Evaluation of time dependent mechanical properties through nanoindentation of different compositions of 2D Ruddlesden Popper and 3D lead halide perovskites

Abstract

Hybrid organic-inorganic perovskite (HOIPs) films' simplicity in manufacturing, both in solution and at low temperatures, foresees its application in deformable technologies including flexible photovoltaics, sensors and displays. The next generation of flexible optoelectronic devices may be possible owing to the special characteristics of hybrid organic-inorganic perovskites (HOIPs). However, it is necessary to have a thorough knowledge of the mechanical response of hybrid organic-inorganic perovskites(HOIPs) to dynamic strain to successfully use them in deformable devices.

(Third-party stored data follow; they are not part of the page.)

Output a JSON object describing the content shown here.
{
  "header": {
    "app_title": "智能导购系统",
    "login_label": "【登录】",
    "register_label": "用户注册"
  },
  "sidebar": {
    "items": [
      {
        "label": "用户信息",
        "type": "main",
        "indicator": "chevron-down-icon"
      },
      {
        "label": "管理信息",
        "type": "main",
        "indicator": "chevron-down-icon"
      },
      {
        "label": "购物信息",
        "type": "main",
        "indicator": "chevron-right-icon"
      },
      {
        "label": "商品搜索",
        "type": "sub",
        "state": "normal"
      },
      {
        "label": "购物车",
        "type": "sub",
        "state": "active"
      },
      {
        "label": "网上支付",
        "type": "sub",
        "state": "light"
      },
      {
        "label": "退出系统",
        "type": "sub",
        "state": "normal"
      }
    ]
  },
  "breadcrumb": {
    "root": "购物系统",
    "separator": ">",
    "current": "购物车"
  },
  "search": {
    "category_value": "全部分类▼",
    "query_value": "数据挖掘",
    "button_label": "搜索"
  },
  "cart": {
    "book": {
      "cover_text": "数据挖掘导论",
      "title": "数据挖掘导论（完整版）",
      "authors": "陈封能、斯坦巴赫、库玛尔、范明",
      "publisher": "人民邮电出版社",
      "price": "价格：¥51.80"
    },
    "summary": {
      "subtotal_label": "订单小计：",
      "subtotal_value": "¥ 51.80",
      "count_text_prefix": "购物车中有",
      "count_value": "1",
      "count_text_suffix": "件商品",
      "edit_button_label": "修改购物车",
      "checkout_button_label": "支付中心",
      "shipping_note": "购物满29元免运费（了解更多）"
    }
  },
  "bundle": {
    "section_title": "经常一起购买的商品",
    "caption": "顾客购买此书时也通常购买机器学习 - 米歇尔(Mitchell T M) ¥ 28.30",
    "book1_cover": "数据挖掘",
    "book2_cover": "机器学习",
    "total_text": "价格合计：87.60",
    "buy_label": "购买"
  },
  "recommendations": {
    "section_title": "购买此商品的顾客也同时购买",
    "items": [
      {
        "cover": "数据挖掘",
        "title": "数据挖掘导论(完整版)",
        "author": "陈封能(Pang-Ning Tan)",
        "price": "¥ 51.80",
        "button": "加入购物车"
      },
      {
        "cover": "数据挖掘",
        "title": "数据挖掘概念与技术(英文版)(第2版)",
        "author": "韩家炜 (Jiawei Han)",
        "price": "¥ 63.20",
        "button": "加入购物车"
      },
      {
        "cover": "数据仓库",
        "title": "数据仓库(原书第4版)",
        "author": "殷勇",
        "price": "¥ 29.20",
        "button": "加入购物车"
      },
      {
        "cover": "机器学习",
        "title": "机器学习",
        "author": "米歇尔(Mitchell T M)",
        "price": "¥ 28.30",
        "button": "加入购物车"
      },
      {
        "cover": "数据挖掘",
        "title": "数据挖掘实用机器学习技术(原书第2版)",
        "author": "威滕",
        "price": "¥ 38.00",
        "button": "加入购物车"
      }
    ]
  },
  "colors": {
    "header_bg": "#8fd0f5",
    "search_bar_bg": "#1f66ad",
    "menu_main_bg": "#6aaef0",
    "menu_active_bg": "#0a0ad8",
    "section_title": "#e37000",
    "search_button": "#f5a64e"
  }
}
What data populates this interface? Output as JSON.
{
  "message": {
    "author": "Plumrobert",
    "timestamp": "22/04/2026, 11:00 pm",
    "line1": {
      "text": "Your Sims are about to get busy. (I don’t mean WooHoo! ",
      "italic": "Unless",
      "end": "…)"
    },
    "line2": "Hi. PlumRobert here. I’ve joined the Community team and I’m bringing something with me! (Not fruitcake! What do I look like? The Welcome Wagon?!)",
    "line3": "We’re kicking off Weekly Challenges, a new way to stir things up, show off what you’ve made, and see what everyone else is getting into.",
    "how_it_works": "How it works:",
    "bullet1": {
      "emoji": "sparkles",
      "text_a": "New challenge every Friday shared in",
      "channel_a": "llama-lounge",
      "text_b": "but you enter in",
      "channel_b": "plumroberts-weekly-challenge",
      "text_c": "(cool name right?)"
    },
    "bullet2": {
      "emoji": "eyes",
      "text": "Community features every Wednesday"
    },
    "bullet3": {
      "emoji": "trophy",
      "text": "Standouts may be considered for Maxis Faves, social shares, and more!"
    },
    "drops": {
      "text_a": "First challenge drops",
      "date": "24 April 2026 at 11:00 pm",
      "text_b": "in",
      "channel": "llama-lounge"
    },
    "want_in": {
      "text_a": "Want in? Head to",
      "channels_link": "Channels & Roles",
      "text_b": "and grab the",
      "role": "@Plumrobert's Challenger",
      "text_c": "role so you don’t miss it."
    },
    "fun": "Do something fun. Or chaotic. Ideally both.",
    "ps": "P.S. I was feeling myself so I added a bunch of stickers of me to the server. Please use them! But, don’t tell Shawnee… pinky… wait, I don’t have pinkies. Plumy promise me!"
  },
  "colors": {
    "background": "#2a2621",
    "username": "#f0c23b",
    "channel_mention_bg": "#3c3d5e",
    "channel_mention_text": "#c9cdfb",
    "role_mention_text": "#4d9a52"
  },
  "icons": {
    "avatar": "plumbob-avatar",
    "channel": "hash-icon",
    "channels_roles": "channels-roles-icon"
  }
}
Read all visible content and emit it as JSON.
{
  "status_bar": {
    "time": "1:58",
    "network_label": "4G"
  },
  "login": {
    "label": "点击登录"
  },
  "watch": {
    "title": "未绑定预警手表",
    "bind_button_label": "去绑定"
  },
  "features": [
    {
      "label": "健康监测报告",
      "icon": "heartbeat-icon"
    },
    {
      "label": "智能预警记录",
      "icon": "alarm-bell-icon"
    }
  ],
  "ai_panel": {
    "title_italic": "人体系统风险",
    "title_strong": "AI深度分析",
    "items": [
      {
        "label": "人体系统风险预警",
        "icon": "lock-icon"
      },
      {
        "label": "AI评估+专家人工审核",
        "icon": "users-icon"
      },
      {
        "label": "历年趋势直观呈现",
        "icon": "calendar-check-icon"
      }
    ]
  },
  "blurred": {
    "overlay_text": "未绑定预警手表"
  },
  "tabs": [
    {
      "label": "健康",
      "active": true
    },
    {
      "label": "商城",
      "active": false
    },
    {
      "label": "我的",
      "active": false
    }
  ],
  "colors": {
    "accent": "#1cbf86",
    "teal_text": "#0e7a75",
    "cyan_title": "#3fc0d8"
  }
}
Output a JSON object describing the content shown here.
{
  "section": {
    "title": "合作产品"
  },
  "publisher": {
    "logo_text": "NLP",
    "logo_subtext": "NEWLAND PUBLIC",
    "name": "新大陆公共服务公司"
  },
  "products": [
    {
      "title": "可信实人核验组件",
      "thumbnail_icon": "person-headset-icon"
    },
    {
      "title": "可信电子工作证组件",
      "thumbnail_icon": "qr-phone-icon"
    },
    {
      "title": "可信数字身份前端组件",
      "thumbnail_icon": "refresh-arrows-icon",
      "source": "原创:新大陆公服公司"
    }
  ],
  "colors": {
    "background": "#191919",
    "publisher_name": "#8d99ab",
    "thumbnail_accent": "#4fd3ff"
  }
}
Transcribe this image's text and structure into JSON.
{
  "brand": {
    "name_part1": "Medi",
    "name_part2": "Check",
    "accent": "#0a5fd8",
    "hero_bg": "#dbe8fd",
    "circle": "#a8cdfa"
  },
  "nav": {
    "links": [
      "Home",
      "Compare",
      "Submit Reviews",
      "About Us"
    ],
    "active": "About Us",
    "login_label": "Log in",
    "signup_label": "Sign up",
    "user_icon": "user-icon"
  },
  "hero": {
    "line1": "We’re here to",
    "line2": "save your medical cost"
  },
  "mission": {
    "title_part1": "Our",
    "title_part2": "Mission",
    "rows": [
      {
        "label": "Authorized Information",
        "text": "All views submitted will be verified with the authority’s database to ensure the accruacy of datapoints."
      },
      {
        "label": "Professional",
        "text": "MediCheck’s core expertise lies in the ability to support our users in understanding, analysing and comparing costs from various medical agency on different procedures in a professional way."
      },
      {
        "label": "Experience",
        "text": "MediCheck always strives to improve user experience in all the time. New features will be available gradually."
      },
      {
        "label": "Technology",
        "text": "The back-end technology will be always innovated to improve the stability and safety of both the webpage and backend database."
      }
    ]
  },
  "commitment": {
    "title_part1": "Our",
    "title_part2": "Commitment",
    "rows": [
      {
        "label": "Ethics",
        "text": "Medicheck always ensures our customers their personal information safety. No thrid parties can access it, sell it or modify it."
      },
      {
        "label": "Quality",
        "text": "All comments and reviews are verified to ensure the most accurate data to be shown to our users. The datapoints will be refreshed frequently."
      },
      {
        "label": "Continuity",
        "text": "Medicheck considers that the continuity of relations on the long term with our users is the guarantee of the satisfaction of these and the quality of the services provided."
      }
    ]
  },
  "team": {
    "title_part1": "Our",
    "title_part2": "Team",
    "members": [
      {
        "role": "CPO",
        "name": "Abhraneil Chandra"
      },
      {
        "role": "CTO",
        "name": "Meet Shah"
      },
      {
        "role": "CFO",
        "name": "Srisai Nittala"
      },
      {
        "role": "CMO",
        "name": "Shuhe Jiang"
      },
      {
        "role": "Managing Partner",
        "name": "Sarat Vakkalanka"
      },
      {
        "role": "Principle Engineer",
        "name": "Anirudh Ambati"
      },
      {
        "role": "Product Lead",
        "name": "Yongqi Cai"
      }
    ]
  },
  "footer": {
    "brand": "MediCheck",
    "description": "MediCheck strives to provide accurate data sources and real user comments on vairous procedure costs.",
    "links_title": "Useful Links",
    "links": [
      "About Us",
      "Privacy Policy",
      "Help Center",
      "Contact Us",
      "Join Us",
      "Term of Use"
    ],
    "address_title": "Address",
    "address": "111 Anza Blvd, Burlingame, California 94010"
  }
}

In the current study, a range of perovskites: 3D, butylammonium(BA) based 2D and quasi-2D, phenylethylammonium(PEA) based 2D and quasi-2D perovskite have been fabricated with particle sizes ranging in 5–10 nm as found using TEM. The nanoindentation creep and stress relaxation experiments prove the time and rate-dependent mechanical properties of this 2D, quasi-2D, and 3D HOIPs crystal though varying in their magnitudes. We observe that the 3D as well as BA based perovskite show strain rate sensitivity whereas PEA based perovskite samples were relatively insensitive towards the rate of loading. Propagation and interaction of dislocation are much more difficult in PEA-based perovskite, which has a triclinic crystal structure and are less symmetrical as compared to the BA based and 3D perovskite orthorhombic and tetragonal structure respectively. The knowledge offered by this work is crucial for creating perovskite devices that can endure mechanical deformations.